The reference dataset used for development and validation is the Kleiner et al. metaproteomics benchmark:

• PRIDE accession: PXD019910
• Acquisition: Label-free quantification (LFQ), Orbitrap DDA, tryptic digest
• Description: A defined synthetic microbial community with known composition, designed specifically to benchmark metaproteomics workflows

Download spectra and metadata via the PRIDE FTP or PRIDE Downloader:

# Using wget (replace file names with actual PRIDE FTP paths)
wget -r -np ftp://ftp.pride.ebi.ac.uk/pride/data/archive/2021/04/PXD019910/

The FASTA protein database bundled with the dataset is suitable for both MSFragger/Comet searches and the abundance_em plugin.

---

13. Output structure

Each run creates a self-contained directory under OUTPUT_DIR:

output/
└── <run_id>/
    ├── run_state.json         # Checkpoint: completed stages, output paths
    ├── mzml/
    │   └── sample.mzML
    ├── params/
    │   └── fragger.params     # Auto-generated search parameter file
    ├── validation/
    │   └── sample.pepXML      # PeptideProphet-annotated identifications
    ├── quant/
    │   └── spectral_counts.tsv
    ├── protein/
    │   └── proteins.prot.xml
    ├── taxon/
    │   └── results.tsv        # taxon_id, taxon_name, rank, abundance_pct, confidence, peptide_count
    ├── figures/
    │   ├── taxon_bar_chart.png/.pdf
    │   ├── taxon_pie_chart.png/.pdf
    │   ├── peptide_heatmap.png/.pdf
    │   └── score_distribution.png/.pdf
    └── report/
        └── summary.txt

The TSV output format:

taxon_id    taxon_name                        rank     abundance_pct  confidence  peptide_count
1423        Bacteroides thetaiotaomicron      species  32.1400        0.9200      412
562         Escherichia coli                  species  18.7200        0.8800      278

---

14. Troubleshooting

LLM server not starting

• Verify MODEL_PATH is set and the file exists.
• Confirm llama-cpp-python[server] is installed: python -c "from llama_cpp.server import app".
• If on a CPU-only machine, omit the --extra-index-url from the install command.

CUDA out of memory

• Reduce the number of GPU layers. Edit start-server in main.py or set --n_gpu_layers 20 (or any value below the model's total layer count).
• Switch to a smaller or more aggressively quantised model (Q2_K instead of Q4_K_M).

CUDA toolkit not found

conda install -c nvidia cuda-toolkit

MSFragger Java heap error

Increase the JVM heap in your wrapper script:

exec java -Xmx32g -jar /path/to/MSFragger.jar "$@"
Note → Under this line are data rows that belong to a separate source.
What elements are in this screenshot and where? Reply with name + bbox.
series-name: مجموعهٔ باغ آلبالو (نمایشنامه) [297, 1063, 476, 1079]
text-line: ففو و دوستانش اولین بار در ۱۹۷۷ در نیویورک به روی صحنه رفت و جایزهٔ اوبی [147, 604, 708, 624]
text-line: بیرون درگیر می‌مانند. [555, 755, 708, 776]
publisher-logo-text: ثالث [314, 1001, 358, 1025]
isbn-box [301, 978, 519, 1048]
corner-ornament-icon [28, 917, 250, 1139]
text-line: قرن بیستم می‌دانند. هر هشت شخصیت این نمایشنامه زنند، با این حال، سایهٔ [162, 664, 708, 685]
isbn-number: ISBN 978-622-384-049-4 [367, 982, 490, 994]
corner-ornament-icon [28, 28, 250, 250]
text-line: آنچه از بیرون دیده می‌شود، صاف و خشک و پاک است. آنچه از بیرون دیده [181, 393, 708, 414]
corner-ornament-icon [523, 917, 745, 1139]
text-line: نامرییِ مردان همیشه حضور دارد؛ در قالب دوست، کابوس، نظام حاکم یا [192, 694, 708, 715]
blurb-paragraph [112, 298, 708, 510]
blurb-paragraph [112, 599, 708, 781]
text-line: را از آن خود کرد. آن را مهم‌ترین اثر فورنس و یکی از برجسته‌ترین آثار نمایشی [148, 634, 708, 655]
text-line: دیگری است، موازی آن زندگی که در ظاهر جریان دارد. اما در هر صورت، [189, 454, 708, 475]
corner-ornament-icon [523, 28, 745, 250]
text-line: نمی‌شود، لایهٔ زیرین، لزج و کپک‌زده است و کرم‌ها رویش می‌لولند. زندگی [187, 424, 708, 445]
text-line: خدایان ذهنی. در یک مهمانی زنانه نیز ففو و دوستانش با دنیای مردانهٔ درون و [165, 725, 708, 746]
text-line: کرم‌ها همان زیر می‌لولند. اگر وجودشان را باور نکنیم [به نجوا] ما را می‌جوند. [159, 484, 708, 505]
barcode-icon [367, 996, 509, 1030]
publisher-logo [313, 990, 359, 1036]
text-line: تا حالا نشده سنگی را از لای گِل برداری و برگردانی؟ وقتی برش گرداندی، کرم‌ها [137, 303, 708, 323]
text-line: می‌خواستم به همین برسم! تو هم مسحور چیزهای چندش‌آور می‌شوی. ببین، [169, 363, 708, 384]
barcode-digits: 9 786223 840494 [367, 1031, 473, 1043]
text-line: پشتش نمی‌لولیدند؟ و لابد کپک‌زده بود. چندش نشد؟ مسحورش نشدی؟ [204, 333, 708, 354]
Too few peptides passing the xcorr filter (run_direct.py)

Lower the threshold:

python run_direct.py --input sample.mzML --db db.fasta --comet /path/to/comet --xcorr 1.5

abundance_em warnings about identifiability

Warnings like "N taxon(a) have no unique peptides" or "near-collinear taxa" mean that those taxa's abundances cannot be independently resolved from the data — they share all their peptides with other taxa. This is a property of the database, not a bug. The model will still produce estimates, but their uncertainty (standard errors / confidence) will be high. Consider collapsing those taxa to genus level.

Stage fails mid-run

Run state is checkpointed after every stage. Fix the underlying issue (wrong path, missing tool), then resume:

python main.py resume

The completed stages are skipped automatically.